Im Mittelpunkt steht die Entwicklung der Hauptfigur Peter Munk, der sein fühlendes Herz gegen ein Herz aus Stein eintauscht – und mit dem Verlust seiner Empathie allmählich zum Tyrannen wird. Erst durch Reue, Einsicht und die Rückgewinnung seines echten Herzens gelangt Peter zu einem verantwortungsvollen, erfüllten Leben. Dieser Wandlungsprozess wird im Märchen wie auch im Film in klassischer Märchenstruktur erzählt: Ausgangslage mit Mangel, Weg über Versuchung und Fall bis hin zur Erlösung.

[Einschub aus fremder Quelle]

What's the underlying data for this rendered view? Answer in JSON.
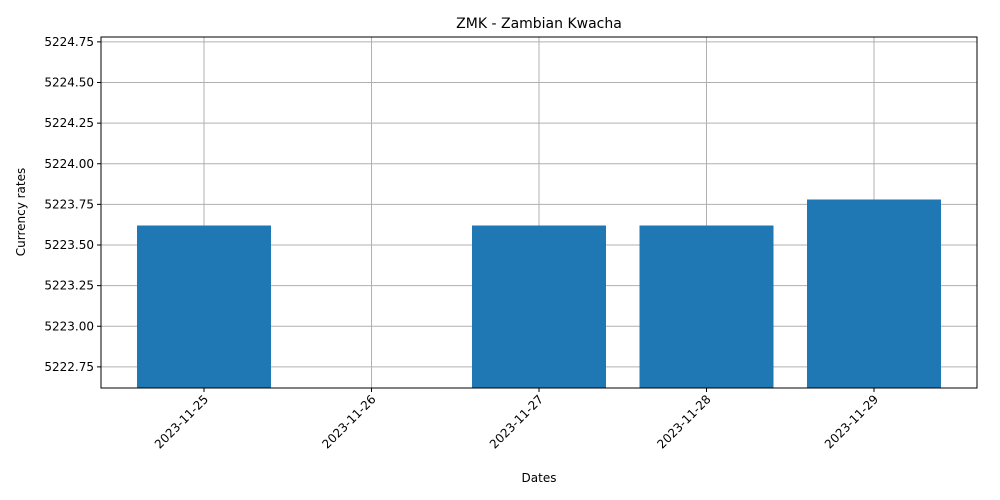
{
  "chart_data": {
    "type": "bar",
    "title": "ZMK - Zambian Kwacha",
    "xlabel": "Dates",
    "ylabel": "Currency rates",
    "categories": [
      "2023-11-25",
      "2023-11-26",
      "2023-11-27",
      "2023-11-28",
      "2023-11-29"
    ],
    "values": [
      5223.62,
      null,
      5223.62,
      5223.62,
      5223.78
    ],
    "ylim": [
      5222.62,
      5224.78
    ],
    "yticks": [
      "5222.75",
      "5223.00",
      "5223.25",
      "5223.50",
      "5223.75",
      "5224.00",
      "5224.25",
      "5224.50",
      "5224.75"
    ],
    "grid": true,
    "bar_color": "#1f77b4",
    "grid_color": "#b0b0b0"
  }
}
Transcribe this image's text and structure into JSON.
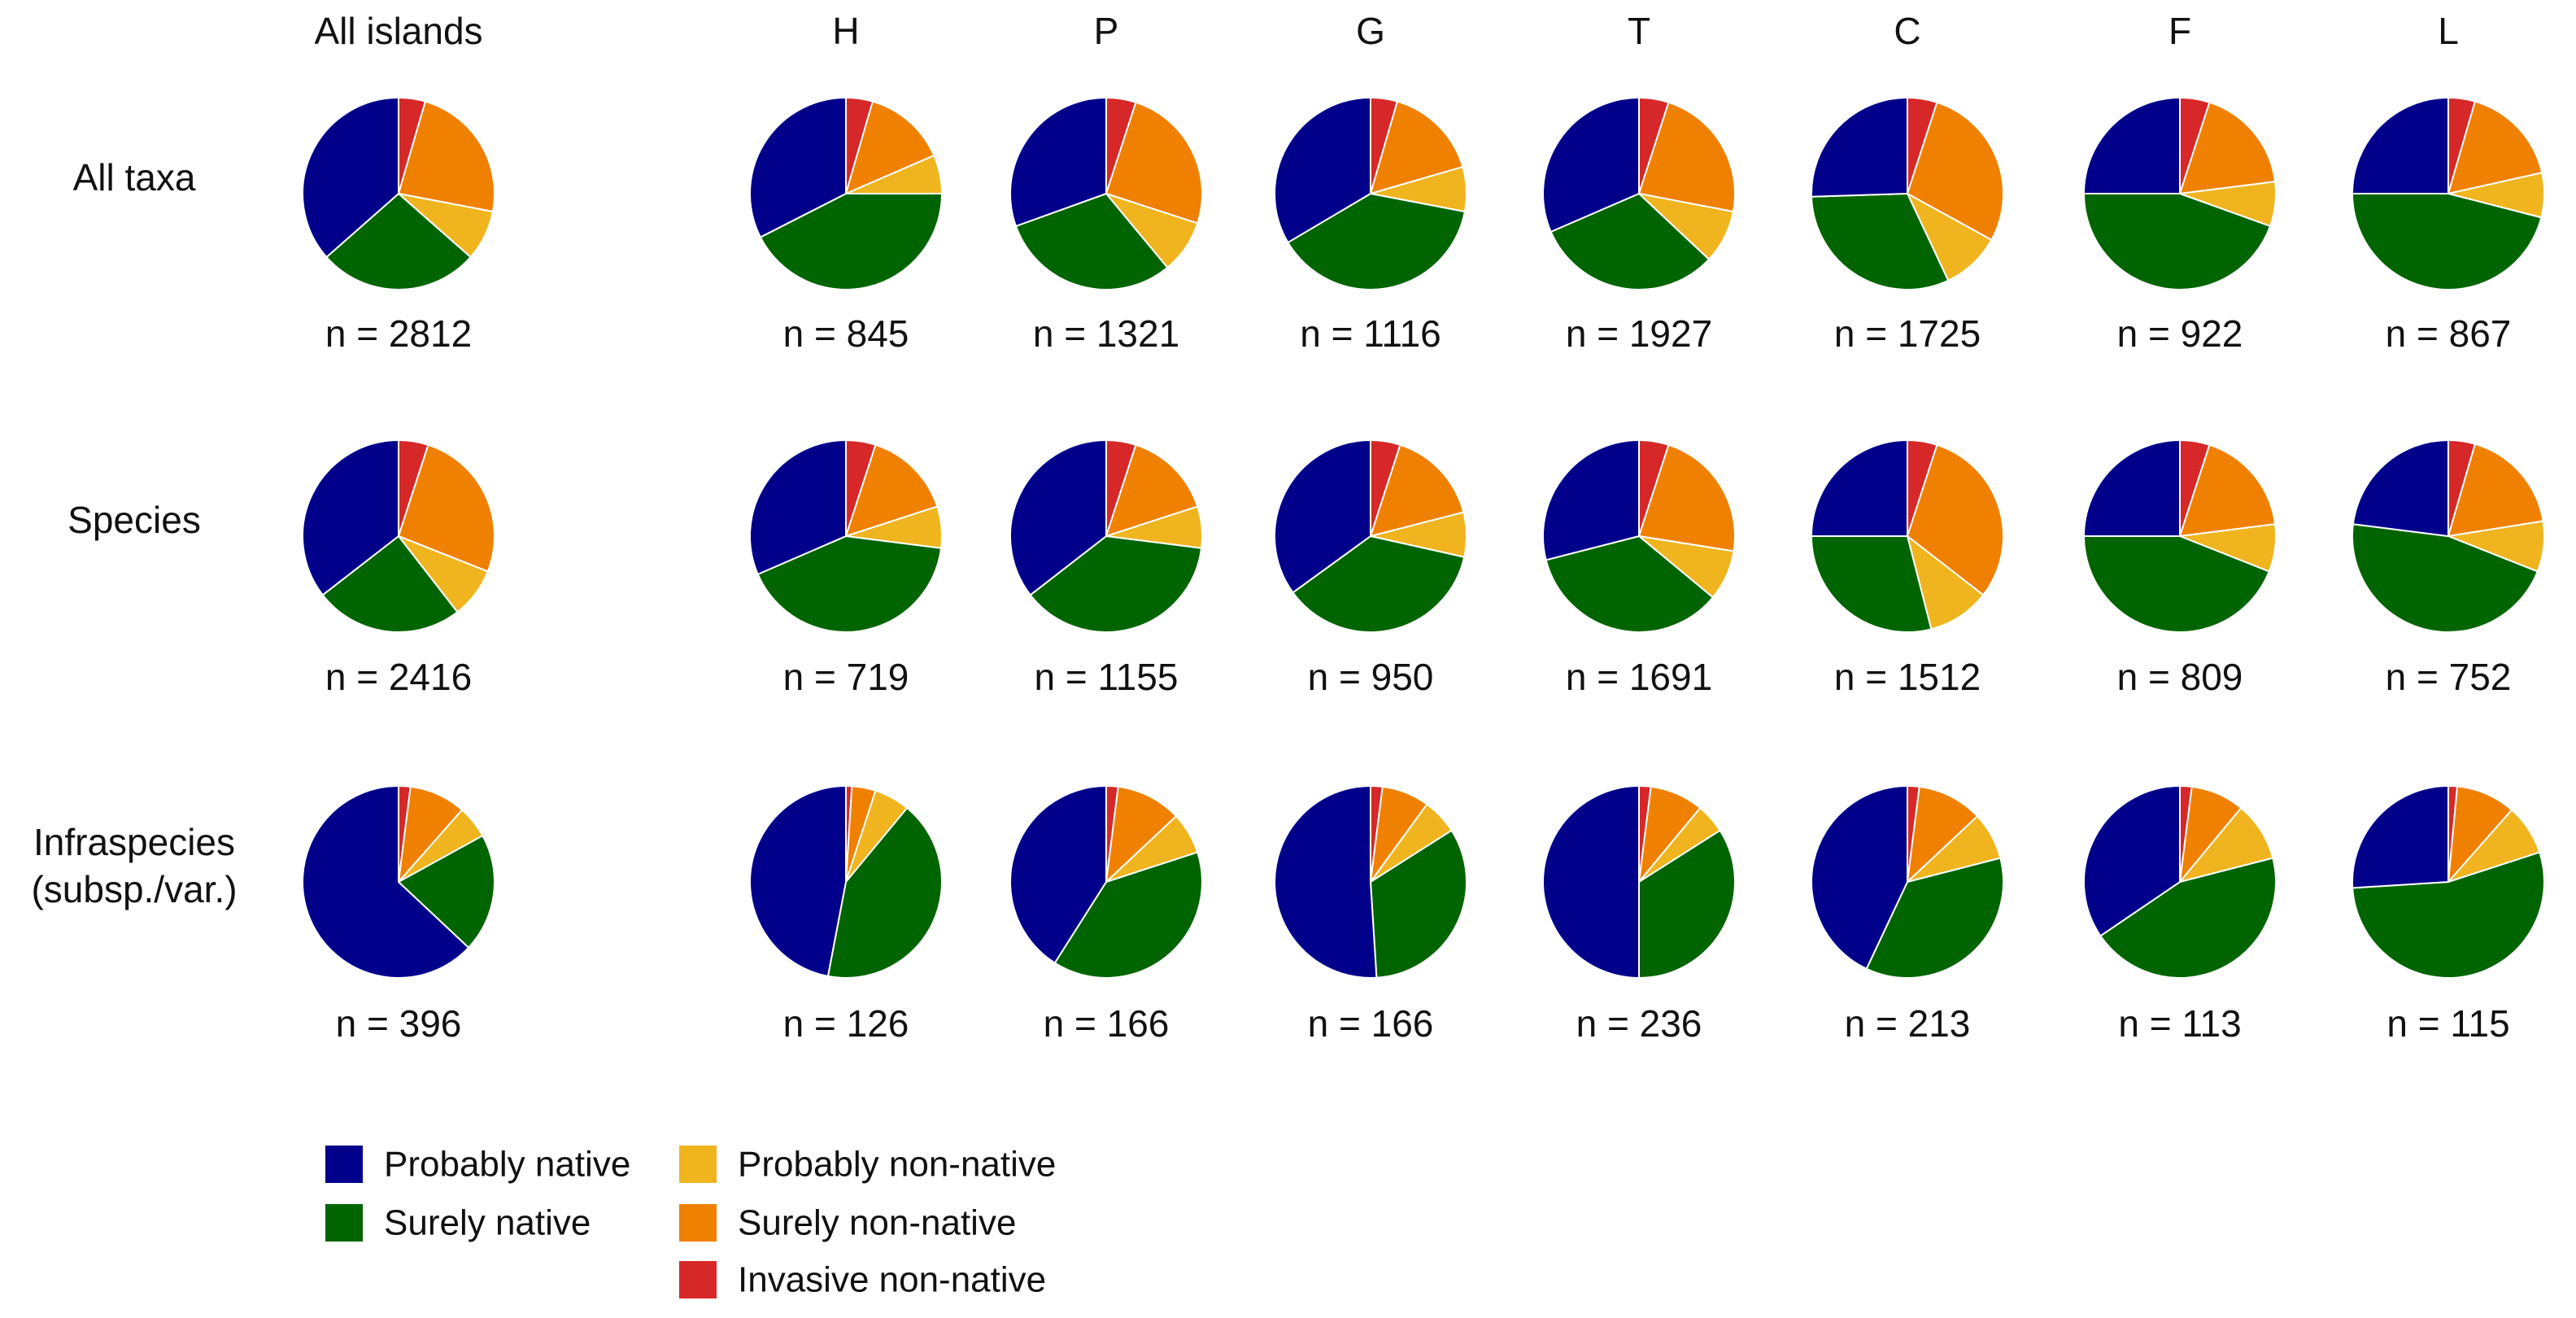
{
  "chart_data": {
    "type": "pie",
    "columns": [
      "All islands",
      "H",
      "P",
      "G",
      "T",
      "C",
      "F",
      "L"
    ],
    "rows": [
      {
        "label": [
          "All taxa"
        ]
      },
      {
        "label": [
          "Species"
        ]
      },
      {
        "label": [
          "Infraspecies",
          "(subsp./var.)"
        ]
      }
    ],
    "categories": [
      "Invasive non-native",
      "Surely non-native",
      "Probably non-native",
      "Surely native",
      "Probably native"
    ],
    "colors": {
      "Probably native": "#00008b",
      "Surely native": "#006400",
      "Probably non-native": "#f0b41e",
      "Surely non-native": "#f08000",
      "Invasive non-native": "#d62828"
    },
    "slice_order_clockwise_from_top": [
      "Invasive non-native",
      "Surely non-native",
      "Probably non-native",
      "Surely native",
      "Probably native"
    ],
    "legend": {
      "columns": [
        [
          "Probably native",
          "Surely native"
        ],
        [
          "Probably non-native",
          "Surely non-native",
          "Invasive non-native"
        ]
      ]
    },
    "pies": [
      [
        {
          "n": "n = 2812",
          "shares": [
            0.045,
            0.235,
            0.085,
            0.27,
            0.365
          ]
        },
        {
          "n": "n = 845",
          "shares": [
            0.045,
            0.14,
            0.065,
            0.425,
            0.325
          ]
        },
        {
          "n": "n = 1321",
          "shares": [
            0.05,
            0.25,
            0.09,
            0.305,
            0.305
          ]
        },
        {
          "n": "n = 1116",
          "shares": [
            0.045,
            0.16,
            0.075,
            0.385,
            0.335
          ]
        },
        {
          "n": "n = 1927",
          "shares": [
            0.05,
            0.23,
            0.09,
            0.315,
            0.315
          ]
        },
        {
          "n": "n = 1725",
          "shares": [
            0.05,
            0.28,
            0.1,
            0.315,
            0.255
          ]
        },
        {
          "n": "n = 922",
          "shares": [
            0.05,
            0.18,
            0.075,
            0.445,
            0.25
          ]
        },
        {
          "n": "n = 867",
          "shares": [
            0.045,
            0.17,
            0.075,
            0.46,
            0.25
          ]
        }
      ],
      [
        {
          "n": "n = 2416",
          "shares": [
            0.05,
            0.26,
            0.085,
            0.25,
            0.355
          ]
        },
        {
          "n": "n = 719",
          "shares": [
            0.05,
            0.15,
            0.07,
            0.415,
            0.315
          ]
        },
        {
          "n": "n = 1155",
          "shares": [
            0.05,
            0.15,
            0.07,
            0.375,
            0.355
          ]
        },
        {
          "n": "n = 950",
          "shares": [
            0.05,
            0.16,
            0.075,
            0.365,
            0.35
          ]
        },
        {
          "n": "n = 1691",
          "shares": [
            0.05,
            0.225,
            0.085,
            0.35,
            0.29
          ]
        },
        {
          "n": "n = 1512",
          "shares": [
            0.05,
            0.305,
            0.105,
            0.29,
            0.25
          ]
        },
        {
          "n": "n = 809",
          "shares": [
            0.05,
            0.18,
            0.08,
            0.44,
            0.25
          ]
        },
        {
          "n": "n = 752",
          "shares": [
            0.045,
            0.18,
            0.085,
            0.46,
            0.23
          ]
        }
      ],
      [
        {
          "n": "n = 396",
          "shares": [
            0.02,
            0.095,
            0.055,
            0.2,
            0.63
          ]
        },
        {
          "n": "n = 126",
          "shares": [
            0.01,
            0.04,
            0.06,
            0.42,
            0.47
          ]
        },
        {
          "n": "n = 166",
          "shares": [
            0.02,
            0.11,
            0.07,
            0.39,
            0.41
          ]
        },
        {
          "n": "n = 166",
          "shares": [
            0.02,
            0.08,
            0.06,
            0.33,
            0.51
          ]
        },
        {
          "n": "n = 236",
          "shares": [
            0.02,
            0.09,
            0.05,
            0.34,
            0.5
          ]
        },
        {
          "n": "n = 213",
          "shares": [
            0.02,
            0.11,
            0.08,
            0.36,
            0.43
          ]
        },
        {
          "n": "n = 113",
          "shares": [
            0.02,
            0.09,
            0.1,
            0.445,
            0.345
          ]
        },
        {
          "n": "n = 115",
          "shares": [
            0.015,
            0.1,
            0.085,
            0.54,
            0.26
          ]
        }
      ]
    ]
  }
}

Die christliche Symbolik des Herzens und biblische Bezüge – etwa die Prophetie Ezechiels vom steinernen Herz (Ez 36,26) – eröffnen tiefergehende Reflexionsräume im katholischen Religionsunterricht.
Didaktisch bietet das Material eine Fülle an Anknüpfungspunkten: Es eröffnet eine tiefenpsychologische Interpretation des Märchens anhand archetypischer Bilder (nach C.G. Jung), thematisiert die Verbindung von Wirtschaftsethik und Menschlichkeit und bietet Anknüpfungen an Themen wie „Gier“, „Schuld und Reue“, „soziale Gerechtigkeit“, „Verantwortung“, „freie Entscheidung“ oder „Sinn des Lebens“. Die zahlreichen Symbole – das Herz, der Rabe, die Schlange – sowie die beiden Waldgeister (Glasmännlein und Holländer-Michel) stehen dabei im Zentrum einer symbolisch-existentiellen Auswertung.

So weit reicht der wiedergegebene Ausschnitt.